Играй они дома, Кевину, может, и позволили бы выйти на лед. Но финал предстоял в другом городе в нескольких часах езды, и зазвучали такие слова, как «безопасность» и «вероятность побега». Просто каждый делал свою работу. Полицейские протиснулись между удивленными родителями и вошли в автобус. Все заорали, когда Кевина попросили выйти, а когда огромный мужчина в форме взял его за плечо и поднял с сиденья, автобус взорвался от ярости. Бубу и Лит преградили ему путь, они были такие здоровые, что легко могли бы вытолкать из автобуса и четырех других полицейских. В этом хаосе Кевин казался маленьким, уязвимым, беззащитным. Возможно, поэтому все взрослые вокруг реагировали именно так, а может, на то была тысяча других причин.
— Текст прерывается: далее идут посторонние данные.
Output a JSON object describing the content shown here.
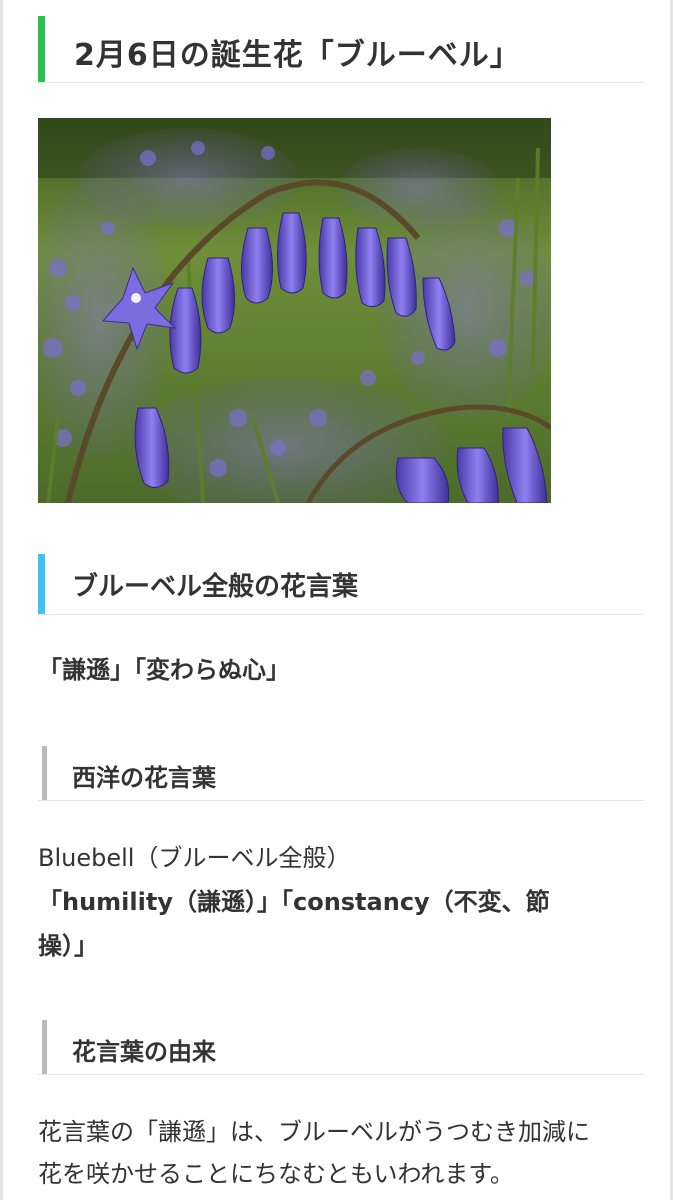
{
  "heading_main": "2月6日の誕生花「ブルーベル」",
  "section_general": {
    "heading": "ブルーベル全般の花言葉",
    "meanings": "「謙遜」「変わらぬ心」"
  },
  "section_western": {
    "heading": "西洋の花言葉",
    "flower_name": "Bluebell（ブルーベル全般）",
    "meanings_line1": "「humility（謙遜）」「constancy（不変、節",
    "meanings_line2": "操）」"
  },
  "section_origin": {
    "heading": "花言葉の由来",
    "text_line1": "花言葉の「謙遜」は、ブルーベルがうつむき加減に",
    "text_line2": "花を咲かせることにちなむともいわれます。"
  },
  "colors": {
    "h2_accent": "#2bbf4e",
    "h3_accent": "#3ec2ee",
    "h4_accent": "#bbbbbb"
  }
}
Отец Кевина с воплями бросился на полицейского, схватившего его сына, другой полицейский попытался оттащить папашу, но Фрак вцепился ему в глотку. Мужик из правления что есть мочи дубасил по капоту полицейской машины. Магган Лит фотографировала всех полицейских в упор и лично обещала им, что все они потеряют работу.
Только Амат и Беньи молча сидели на своих местах. Слова – непростое дело.
Петер стоял на самом краю парковки, там, где кончается асфальт и начинаются деревья. Он презирал себя за то, что приехал. Что он может сделать? Насилие – оно как выпивка: дети, растущие с ней рядом, вырастают либо алкоголиками, либо не берут в рот ни капли. Отец Петера мог убить человека, Петер даже ударить никого не мог. Даже на льду. Даже сейчас. Даже Кевина. Петер никому не мог сделать больно, но все равно не уходил, потому что ему искренне хотелось увидеть, как это сделают другие.
Заметил его только Давид. Их взгляды встретились. Петер не отвел глаз.